Rep. Todd Akin (R) held a news conference this afternoon that had very little news at all: the Missouri Senate candidate plans to stay in his race even after the controversial remarks he made Sunday about "legitimate rape" rarely causing pregnancy.

His Facebook page touts the fundraising milestones that his campaign has recently hit: $125,000 on Thursday and $150,000 today. "Claire McCaskill is rallying her pro-abortion supporters to out-raise us and we can't let that happen," he tells his supporters.

Put aside the fact, just for a moment, that the Republican party has pulled much more than that in the ads it previously planned to run for Akin. The congressman is running a solidly anti-abortion campaign at this point - and he couldn't ask for a better place to do it than Missouri. It's the only state that has sent multiple abortion-related cases to the Supreme Court. It defunded Planned Parenthood back in 1997, over a decade before other states got around to the issue.

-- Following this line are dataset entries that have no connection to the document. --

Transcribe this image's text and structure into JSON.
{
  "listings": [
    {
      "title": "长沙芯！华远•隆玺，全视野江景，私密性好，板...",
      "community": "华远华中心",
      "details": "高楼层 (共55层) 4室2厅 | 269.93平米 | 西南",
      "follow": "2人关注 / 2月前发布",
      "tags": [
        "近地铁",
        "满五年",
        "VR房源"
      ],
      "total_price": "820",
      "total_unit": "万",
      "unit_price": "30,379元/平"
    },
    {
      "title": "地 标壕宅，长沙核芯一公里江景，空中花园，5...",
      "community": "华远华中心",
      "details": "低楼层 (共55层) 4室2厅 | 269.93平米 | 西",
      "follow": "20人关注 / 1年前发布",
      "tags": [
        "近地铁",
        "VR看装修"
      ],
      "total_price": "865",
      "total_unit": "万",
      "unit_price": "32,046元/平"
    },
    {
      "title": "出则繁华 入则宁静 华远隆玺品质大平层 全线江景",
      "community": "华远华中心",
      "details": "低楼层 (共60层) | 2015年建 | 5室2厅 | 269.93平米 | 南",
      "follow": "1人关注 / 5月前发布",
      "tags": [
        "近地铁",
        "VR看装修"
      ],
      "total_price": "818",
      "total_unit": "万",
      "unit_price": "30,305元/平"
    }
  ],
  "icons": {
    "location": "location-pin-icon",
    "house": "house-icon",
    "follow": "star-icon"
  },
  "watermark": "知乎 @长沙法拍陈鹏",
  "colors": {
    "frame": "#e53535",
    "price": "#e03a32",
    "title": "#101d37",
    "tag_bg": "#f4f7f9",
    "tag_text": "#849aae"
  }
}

But even in the Show-Me-State, Akin's support for a full abortion ban without exceptions is likely a step too far. Here's what Peverill Squire, a political science professor at the University of Missouri, e-mailed me on the issue:

Running on an anti-abortion platform is risky, even in Missouri.  Certainly, many conservatives in the state would be comfortable with such an approach.  But the problems would come in the details.  An absolute ban on abortion without any of the usual qualifiers such as rape or a mother's health would make many Republicans uncomfortable, particularly suburban women.  The GOP here, as elsewhere, is advantaged when the campaign focuses on jobs and the economy.  Akin would still retain most of his supporters by focusing on social issues, but McCaskill would be able to make a strong case to women and political independents.

There's a pretty big difference between "anti-abortion" and "anti-abortion in all cases." About half of Americans self-identify as falling into the first category. The latter group, which includes Akin, has much smaller ranks: 20 percent of Americans believe abortion ought to be illegal in all cases, according to Gallup.

Seventy-five percent, meanwhile, support exceptions from abortion regulations for cases of rape and incest in that same Gallup poll.

Missouri isn't shy about restricting abortion access; the state gets an "F" from NARAL Pro-Choice America on the issue. But a full ban, even in this state, looks like it would likely be a step too far.